The year was 1984 and Barbados was experiencing a recession, but Sue took the plunge. Opening the restaurant proved to be “a bit of a struggle”. Banks did not rush forward to lend her the money she needed, but “a little help” from her parents set her on her way.

She had already acquired some of the things she would have needed for the restaurant business – cutlery, crockery, “lovely pieces of China” bought at auctions.

Sue was bent on creating the kind of facility on Barbados’ waterfront similar to the cafes in Paris where she had once spent many days lazing over a pot of tea.

“I thought the café scene would be fabulous” she said, and part of it had to be the music, just as she had observed musicians and other artistes in places like Saint-Germain putting their talent on public display.
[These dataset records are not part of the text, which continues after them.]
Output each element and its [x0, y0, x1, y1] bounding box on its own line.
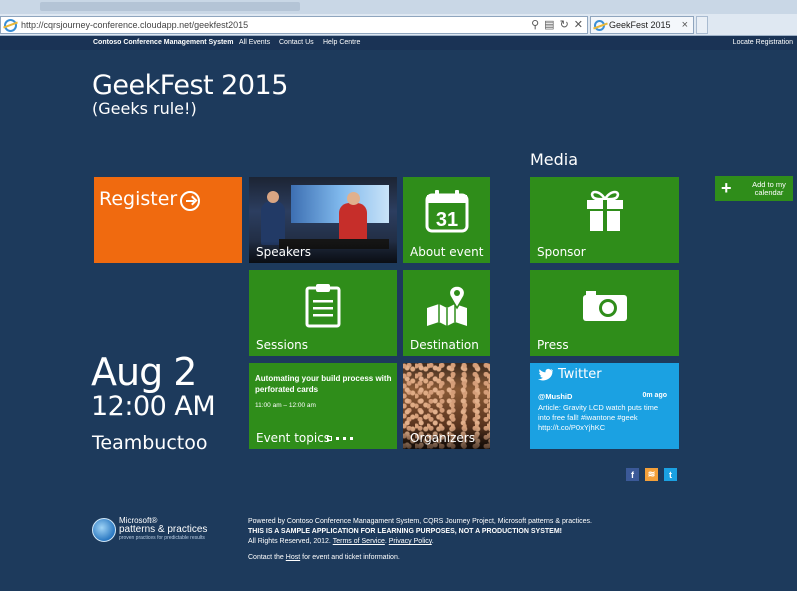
search-icon[interactable]: ⚲ [531, 18, 539, 31]
privacy-link[interactable]: Privacy Policy [389, 538, 432, 545]
register-tile[interactable]: Register [94, 177, 242, 263]
ghost-window-title [40, 2, 300, 11]
page-title: GeekFest 2015 [92, 70, 288, 101]
url-field[interactable]: http://cqrsjourney-conference.cloudapp.n… [0, 16, 588, 34]
url-text[interactable]: http://cqrsjourney-conference.cloudapp.n… [21, 20, 248, 30]
event-date: Aug 2 [91, 350, 197, 394]
tab-title: GeekFest 2015 [609, 20, 671, 30]
sponsor-tile[interactable]: Sponsor [530, 177, 679, 263]
press-tile[interactable]: Press [530, 270, 679, 356]
clipboard-icon [305, 284, 341, 328]
rss-icon[interactable]: ≋ [645, 468, 658, 481]
page-subtitle: (Geeks rule!) [92, 99, 197, 118]
carousel-indicator[interactable] [327, 436, 353, 441]
new-tab-button[interactable] [696, 16, 708, 34]
carousel-dot-2[interactable] [336, 437, 339, 440]
social-links: f ≋ t [626, 468, 677, 481]
event-time: 12:00 AM [91, 391, 216, 422]
register-label: Register [99, 188, 178, 210]
footer-rights: All Rights Reserved, 2012. [248, 538, 331, 545]
speakers-label: Speakers [256, 245, 312, 259]
logo-patterns: patterns & practices [119, 524, 208, 535]
tweet-user[interactable]: @MushiD [538, 392, 572, 401]
twitter-heading-label: Twitter [558, 367, 602, 382]
footer-warning: THIS IS A SAMPLE APPLICATION FOR LEARNIN… [248, 528, 562, 535]
carousel-dot-1[interactable] [327, 436, 332, 441]
stop-icon[interactable]: ✕ [574, 18, 583, 31]
tab-close-icon[interactable]: × [682, 19, 688, 31]
destination-tile[interactable]: Destination [403, 270, 490, 356]
organizers-tile[interactable]: Organizers [403, 363, 490, 449]
host-link[interactable]: Host [286, 554, 300, 561]
logo-globe-icon [92, 517, 116, 542]
twitter-heading: Twitter [538, 367, 602, 382]
nav-locate-registration[interactable]: Locate Registration [733, 39, 793, 46]
sponsor-label: Sponsor [537, 245, 586, 259]
gift-icon [586, 190, 623, 231]
contact-pre: Contact the [248, 554, 284, 561]
browser-titlebar [0, 0, 797, 14]
about-event-label: About event [410, 245, 484, 259]
site-navbar: Contoso Conference Management System All… [0, 36, 797, 50]
nav-all-events[interactable]: All Events [239, 39, 270, 46]
topic-title: Automating your build process with perfo… [255, 374, 392, 394]
destination-label: Destination [410, 338, 479, 352]
tweet-time: 0m ago [642, 392, 667, 399]
sessions-tile[interactable]: Sessions [249, 270, 397, 356]
contact-post: for event and ticket information. [302, 554, 400, 561]
twitter-bird-icon [538, 368, 553, 381]
terms-link[interactable]: Terms of Service [333, 538, 385, 545]
ie-icon [4, 18, 17, 32]
event-topics-label: Event topics [256, 431, 331, 445]
logo-tagline: proven practices for predictable results [119, 535, 205, 541]
calendar-day: 31 [435, 209, 457, 231]
facebook-icon[interactable]: f [626, 468, 639, 481]
map-pin-icon [426, 285, 467, 326]
nav-help-centre[interactable]: Help Centre [323, 39, 360, 46]
media-heading: Media [530, 150, 579, 169]
sessions-label: Sessions [256, 338, 309, 352]
browser-address-bar: http://cqrsjourney-conference.cloudapp.n… [0, 14, 797, 36]
nav-brand[interactable]: Contoso Conference Management System [93, 39, 233, 46]
arrow-right-circle-icon [180, 191, 200, 211]
browser-tab[interactable]: GeekFest 2015 × [590, 16, 694, 34]
compat-view-icon[interactable]: ▤ [544, 18, 554, 31]
add-to-calendar-button[interactable]: + Add to my calendar [715, 176, 793, 201]
organizers-label: Organizers [410, 431, 475, 445]
press-label: Press [537, 338, 569, 352]
speakers-tile[interactable]: Speakers [249, 177, 397, 263]
footer-powered: Powered by Contoso Conference Managament… [248, 518, 592, 525]
event-topics-tile[interactable]: Automating your build process with perfo… [249, 363, 397, 449]
tab-ie-icon [594, 19, 605, 31]
twitter-icon[interactable]: t [664, 468, 677, 481]
about-event-tile[interactable]: 31 About event [403, 177, 490, 263]
twitter-tile[interactable]: Twitter @MushiD 0m ago Article: Gravity … [530, 363, 679, 449]
footer-rights-line: All Rights Reserved, 2012. Terms of Serv… [248, 538, 434, 545]
url-tools: ⚲ ▤ ↻ ✕ [531, 18, 583, 31]
camera-icon [582, 291, 627, 321]
plus-icon: + [721, 178, 732, 198]
footer-text: Powered by Contoso Conference Managament… [248, 517, 592, 547]
footer-contact: Contact the Host for event and ticket in… [248, 554, 400, 561]
carousel-dot-4[interactable] [350, 437, 353, 440]
nav-contact-us[interactable]: Contact Us [279, 39, 314, 46]
add-to-calendar-label: Add to my calendar [752, 179, 786, 197]
calendar-icon: 31 [425, 190, 468, 233]
tweet-text: Article: Gravity LCD watch puts time int… [538, 403, 659, 432]
patterns-practices-logo[interactable]: Microsoft® patterns & practices proven p… [92, 516, 207, 543]
topic-time: 11:00 am – 12:00 am [255, 402, 316, 409]
refresh-icon[interactable]: ↻ [560, 18, 569, 31]
carousel-dot-3[interactable] [343, 437, 346, 440]
event-location: Teambuctoo [92, 432, 208, 454]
In Barbados she had met legends like trumpeter Ernie Small and pianist Keith Campbell and she believed they were ideal for what she had in mind. She invited them to play at her new establishment. Through the years, the Waterfront Café has earned a reputation for some of the best music in town, with artistes such as pianist Ebe Gilkes, late drummer Vere Miller and late pianist Adrian Clarke playing there.

By day, with many more cruise ships calling at the Bridgetown Port, the lines of the lunch time traffic were long, almost reaching the Charles Duncan O’Neale Bridge.

The time did come however when it was difficult to get a seat at the Waterfront Café on a Friday night. Bridgetown business people would be there for happy hour and many just went for the after-work lime. Others were there for dinner and some people would still be found happily lingering long past midnight.

Sue’s concept proved to be very popular. Her personality was a drawing card. As she put it “The good fun lasted for a long time.”

In recent times, like others in Bridgetown, Sue has seen her business suffer the effects of waning interest in doing business in Bridgetown, resulting in several business places relocating or closing. She admits Waterfront Café has lost some element of the working crowd that once frequented the place.

She was forced to cancel the live entertainment and only recently reintroduced the Thursday night live music.  It is a feature which appeals especially to patrons from overseas who have over the years made the Waterfront experience an integral of their Barbados holiday. Many of them are here for three months and are from that age when the big band sound was popular. This is where they find the kind of music that draws them to the dance floor after dinner.

There are also the faithful Barbadian patrons.

Yet there is a hint of hopelessness and a suggestion of frustration in Sue’s words when she looks down the road, and ponders the future of her business in a Bridgetown that does not seem to be getting the injection of new life it so desperately needs.

In the meantime, she continues to do what she loves – provide good food in a congenial atmosphere in a place on which she has put her own definitive stamp and personality.